To see the full list of command line arguments run ./estuary_s3copytool --help
:
# ./estuary_s3copytool --help
Usage: estuary_s3copytool [options]... <mode> <lustre_mount_point>
The Lustre HSM S3 copy tool can be used as a daemon or as a command line tool
The Lustre HSM daemon acts on action requests from Lustre
to copy files to and from an HSM archive system.
--daemon Daemon mode, run in background
Options:
The Lustre HSM tool performs administrator-type actions
on a Lustre HSM archive.
--abort-on-error Abort operation on major error
-A, --archive <#> Archive number (repeatable)
-c, --config <path> Path to the config file
--dry-run Don't run, just show what would be done
-q, --quiet Produce less verbose output
-u, --update-interval <s> Interval between progress reports sent
to Coordinator
-v, --verbose Produce more verbose output
Copy the file config.cfg to your runtime directory and fill it out as required (the path of the config file can also be passed as a runtime parameter).
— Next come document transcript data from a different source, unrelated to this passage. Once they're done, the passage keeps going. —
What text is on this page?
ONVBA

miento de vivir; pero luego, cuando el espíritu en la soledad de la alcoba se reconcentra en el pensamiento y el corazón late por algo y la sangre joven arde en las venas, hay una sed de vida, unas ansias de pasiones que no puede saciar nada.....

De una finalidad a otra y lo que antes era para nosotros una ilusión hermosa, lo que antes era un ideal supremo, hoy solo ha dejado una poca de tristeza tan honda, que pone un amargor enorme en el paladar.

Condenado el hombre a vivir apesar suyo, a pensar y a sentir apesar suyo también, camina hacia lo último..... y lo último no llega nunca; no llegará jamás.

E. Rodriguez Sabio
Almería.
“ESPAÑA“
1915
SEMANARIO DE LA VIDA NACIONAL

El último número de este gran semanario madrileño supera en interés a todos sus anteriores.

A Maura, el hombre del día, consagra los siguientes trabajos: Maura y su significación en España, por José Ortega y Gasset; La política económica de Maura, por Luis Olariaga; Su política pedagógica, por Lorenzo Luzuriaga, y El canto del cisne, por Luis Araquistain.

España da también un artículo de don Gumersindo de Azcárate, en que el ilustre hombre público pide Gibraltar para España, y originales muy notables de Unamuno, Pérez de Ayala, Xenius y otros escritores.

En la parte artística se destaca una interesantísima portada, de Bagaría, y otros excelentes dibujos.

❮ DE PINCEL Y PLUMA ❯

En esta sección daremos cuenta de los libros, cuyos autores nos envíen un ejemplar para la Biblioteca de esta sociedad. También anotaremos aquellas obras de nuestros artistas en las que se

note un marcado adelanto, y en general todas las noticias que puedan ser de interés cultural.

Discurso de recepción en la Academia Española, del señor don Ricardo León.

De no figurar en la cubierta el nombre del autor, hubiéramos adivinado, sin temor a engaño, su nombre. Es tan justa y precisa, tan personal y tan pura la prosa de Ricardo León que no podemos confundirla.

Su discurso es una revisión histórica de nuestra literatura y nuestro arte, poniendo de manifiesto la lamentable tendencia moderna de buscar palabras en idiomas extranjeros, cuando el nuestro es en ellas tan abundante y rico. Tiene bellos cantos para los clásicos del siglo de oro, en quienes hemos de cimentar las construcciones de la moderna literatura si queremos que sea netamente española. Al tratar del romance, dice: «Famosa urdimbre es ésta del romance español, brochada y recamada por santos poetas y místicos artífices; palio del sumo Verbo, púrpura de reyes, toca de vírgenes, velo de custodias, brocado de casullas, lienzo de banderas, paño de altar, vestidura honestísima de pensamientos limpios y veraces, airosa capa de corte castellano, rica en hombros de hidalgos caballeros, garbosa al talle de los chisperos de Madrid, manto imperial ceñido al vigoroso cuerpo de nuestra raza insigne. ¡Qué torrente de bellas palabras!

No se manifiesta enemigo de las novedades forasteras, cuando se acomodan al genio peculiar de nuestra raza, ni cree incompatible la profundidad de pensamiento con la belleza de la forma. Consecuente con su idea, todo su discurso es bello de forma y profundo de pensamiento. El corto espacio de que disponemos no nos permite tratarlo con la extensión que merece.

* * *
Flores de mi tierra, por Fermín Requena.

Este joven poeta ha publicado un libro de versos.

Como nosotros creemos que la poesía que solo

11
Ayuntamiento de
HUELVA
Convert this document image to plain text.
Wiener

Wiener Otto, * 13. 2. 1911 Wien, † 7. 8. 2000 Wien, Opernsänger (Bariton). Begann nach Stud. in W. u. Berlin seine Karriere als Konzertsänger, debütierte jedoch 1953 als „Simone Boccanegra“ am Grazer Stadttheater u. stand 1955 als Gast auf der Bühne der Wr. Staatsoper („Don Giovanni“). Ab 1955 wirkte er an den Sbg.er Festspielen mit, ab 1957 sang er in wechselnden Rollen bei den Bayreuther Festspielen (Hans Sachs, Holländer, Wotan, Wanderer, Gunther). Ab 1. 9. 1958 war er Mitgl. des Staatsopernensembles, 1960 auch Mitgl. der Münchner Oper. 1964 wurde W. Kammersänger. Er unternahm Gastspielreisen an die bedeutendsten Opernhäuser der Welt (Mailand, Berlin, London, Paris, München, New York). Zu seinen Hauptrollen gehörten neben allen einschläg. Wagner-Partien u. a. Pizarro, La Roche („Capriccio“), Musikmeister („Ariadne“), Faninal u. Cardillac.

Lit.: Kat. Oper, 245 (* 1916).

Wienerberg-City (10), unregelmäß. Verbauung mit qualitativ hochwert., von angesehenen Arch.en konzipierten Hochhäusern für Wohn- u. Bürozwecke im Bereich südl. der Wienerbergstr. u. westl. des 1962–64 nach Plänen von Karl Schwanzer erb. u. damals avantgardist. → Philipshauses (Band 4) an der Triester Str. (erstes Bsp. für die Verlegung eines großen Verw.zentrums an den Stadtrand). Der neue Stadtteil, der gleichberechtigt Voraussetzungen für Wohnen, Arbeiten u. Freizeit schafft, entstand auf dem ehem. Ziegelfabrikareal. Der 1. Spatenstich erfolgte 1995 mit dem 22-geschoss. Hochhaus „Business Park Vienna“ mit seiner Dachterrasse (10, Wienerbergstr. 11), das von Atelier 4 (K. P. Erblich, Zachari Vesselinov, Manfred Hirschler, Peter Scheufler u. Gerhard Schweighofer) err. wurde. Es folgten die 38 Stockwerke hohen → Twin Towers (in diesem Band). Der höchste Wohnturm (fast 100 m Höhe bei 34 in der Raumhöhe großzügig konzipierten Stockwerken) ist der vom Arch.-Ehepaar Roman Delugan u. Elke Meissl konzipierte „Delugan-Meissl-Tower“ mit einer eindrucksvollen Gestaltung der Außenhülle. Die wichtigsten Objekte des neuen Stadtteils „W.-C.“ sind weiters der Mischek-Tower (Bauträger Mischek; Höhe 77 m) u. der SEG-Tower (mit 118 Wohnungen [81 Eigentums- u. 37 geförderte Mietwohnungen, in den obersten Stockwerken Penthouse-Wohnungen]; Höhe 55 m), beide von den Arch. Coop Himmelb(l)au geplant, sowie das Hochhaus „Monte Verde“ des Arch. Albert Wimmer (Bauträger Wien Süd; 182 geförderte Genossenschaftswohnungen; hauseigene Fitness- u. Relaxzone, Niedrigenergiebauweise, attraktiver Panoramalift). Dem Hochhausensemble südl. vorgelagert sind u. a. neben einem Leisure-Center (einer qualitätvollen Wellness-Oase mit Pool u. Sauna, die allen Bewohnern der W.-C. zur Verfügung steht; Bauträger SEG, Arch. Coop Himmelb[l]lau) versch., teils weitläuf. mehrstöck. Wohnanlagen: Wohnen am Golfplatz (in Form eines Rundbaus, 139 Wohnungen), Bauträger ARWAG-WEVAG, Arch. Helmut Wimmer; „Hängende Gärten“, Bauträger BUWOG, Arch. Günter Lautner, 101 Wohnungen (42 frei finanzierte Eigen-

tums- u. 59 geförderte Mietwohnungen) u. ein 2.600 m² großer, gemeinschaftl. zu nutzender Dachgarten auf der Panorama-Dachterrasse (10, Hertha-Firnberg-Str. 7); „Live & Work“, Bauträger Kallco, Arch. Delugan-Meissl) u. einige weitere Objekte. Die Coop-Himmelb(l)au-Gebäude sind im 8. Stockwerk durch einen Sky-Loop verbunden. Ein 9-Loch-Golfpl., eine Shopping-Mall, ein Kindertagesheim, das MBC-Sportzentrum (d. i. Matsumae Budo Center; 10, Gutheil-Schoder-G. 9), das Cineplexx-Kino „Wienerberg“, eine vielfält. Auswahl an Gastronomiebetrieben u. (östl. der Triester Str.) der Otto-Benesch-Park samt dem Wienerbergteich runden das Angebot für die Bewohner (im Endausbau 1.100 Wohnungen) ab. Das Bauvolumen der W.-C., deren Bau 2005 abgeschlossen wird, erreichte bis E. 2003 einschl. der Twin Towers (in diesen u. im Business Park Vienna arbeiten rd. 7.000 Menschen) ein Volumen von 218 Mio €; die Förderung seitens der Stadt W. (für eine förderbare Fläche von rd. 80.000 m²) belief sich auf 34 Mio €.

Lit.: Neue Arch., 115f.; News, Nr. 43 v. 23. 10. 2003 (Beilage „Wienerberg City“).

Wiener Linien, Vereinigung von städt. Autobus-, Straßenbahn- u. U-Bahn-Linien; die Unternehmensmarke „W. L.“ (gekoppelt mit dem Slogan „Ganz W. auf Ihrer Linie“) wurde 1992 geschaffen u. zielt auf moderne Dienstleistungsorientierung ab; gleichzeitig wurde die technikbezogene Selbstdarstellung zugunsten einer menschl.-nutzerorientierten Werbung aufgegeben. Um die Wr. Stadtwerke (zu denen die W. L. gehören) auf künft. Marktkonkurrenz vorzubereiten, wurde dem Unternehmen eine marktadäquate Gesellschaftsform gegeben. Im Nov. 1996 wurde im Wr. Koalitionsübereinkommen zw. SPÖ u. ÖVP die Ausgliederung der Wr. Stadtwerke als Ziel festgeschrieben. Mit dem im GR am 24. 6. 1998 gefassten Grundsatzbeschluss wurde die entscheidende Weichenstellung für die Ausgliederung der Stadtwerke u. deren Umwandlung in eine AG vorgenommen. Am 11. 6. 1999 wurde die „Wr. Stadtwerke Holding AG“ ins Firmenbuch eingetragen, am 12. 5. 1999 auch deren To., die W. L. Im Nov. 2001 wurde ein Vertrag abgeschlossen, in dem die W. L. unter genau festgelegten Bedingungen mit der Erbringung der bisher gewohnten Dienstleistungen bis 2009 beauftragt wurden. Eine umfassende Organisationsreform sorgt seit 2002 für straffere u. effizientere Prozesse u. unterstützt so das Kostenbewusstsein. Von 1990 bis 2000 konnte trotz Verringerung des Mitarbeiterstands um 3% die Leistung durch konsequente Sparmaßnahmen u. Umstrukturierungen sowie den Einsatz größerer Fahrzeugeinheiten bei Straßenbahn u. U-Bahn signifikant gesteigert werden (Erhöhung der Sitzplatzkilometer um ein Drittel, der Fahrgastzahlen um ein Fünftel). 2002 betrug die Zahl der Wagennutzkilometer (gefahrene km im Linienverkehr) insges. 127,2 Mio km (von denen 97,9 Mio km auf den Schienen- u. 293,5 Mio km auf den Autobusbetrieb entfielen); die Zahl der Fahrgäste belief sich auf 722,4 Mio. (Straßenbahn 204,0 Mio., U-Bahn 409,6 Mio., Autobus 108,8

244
Parameter | Type | Description |
---|---|---|
access_key | String | AWS access key. |
secret_key | String | AWS Secret key. |
host | String | Hostname of the S3 endpoint. |
bucket_count | Int | The number of buckets used to spread the indexing load. With radosgw, PUT operation will slow down proportionally to the number of objects in the same bucket. If a bucket_count > 2 is used, the bucket_prefix will be appended an ID. |
bucket_prefix | String | This prefix will prepended to each bucketID. For example, if the bucket_prefix is hsm , then each bucket will named hsm_0 , hsm_1 , hsm_2 ... |
ssl | Bool | If the S3 endpoint should use SSL. |
chunk_size | Int | This represent the size of the largest object stored. A large file in Lustre will be stripped in multiple objects if the file size > chunk_size. Because compression is used, this parameter need to be set according to the available memory. Each thread will use twice the chunk_size. For incompressible data, each object will take a few extra bytes. |
If you want a local S3 test server there are notes in the Developer Guide for using Minio.
Enable HSM on the MDS server
# lctl set_param mdt.lustre-MDT0000.hsm.max_requests=10
# lctl set_param mdt.lustre-MDT0000.hsm_control=enabled
Start the copytool on a DTN node
# ./estuary_s3copytool /lustre/
1456506103.926649 copytool_d[31507]: mount_point=/lustre/
1456506103.932785 copytool_d[31507]: waiting for message from kernel
You can use lfs hsm_state
to get the current status of a file
Move a file to HSM and remove it from Lustre
# lfs hsm_state test
test: (0x00000000)
# lfs hsm_archive test
# lfs hsm_state
test: (0x00000009) exists archived, archive_id:1
# lfs hsm_release test
# lfs hsm_state test
test: (0x0000000d) released exists archived, archive_id:1
Restore the file implicitly
# md5sum test
33e3e3bdb7f6f847e06ae2a8abad0b85 test
# lfs hsm_state test
test: (0x00000009) exists archived, archive_id:1
Remove the file from S3
# lfs hsm_remove test
# lfs hsm_state test
test: (0x00000000), archive_id:1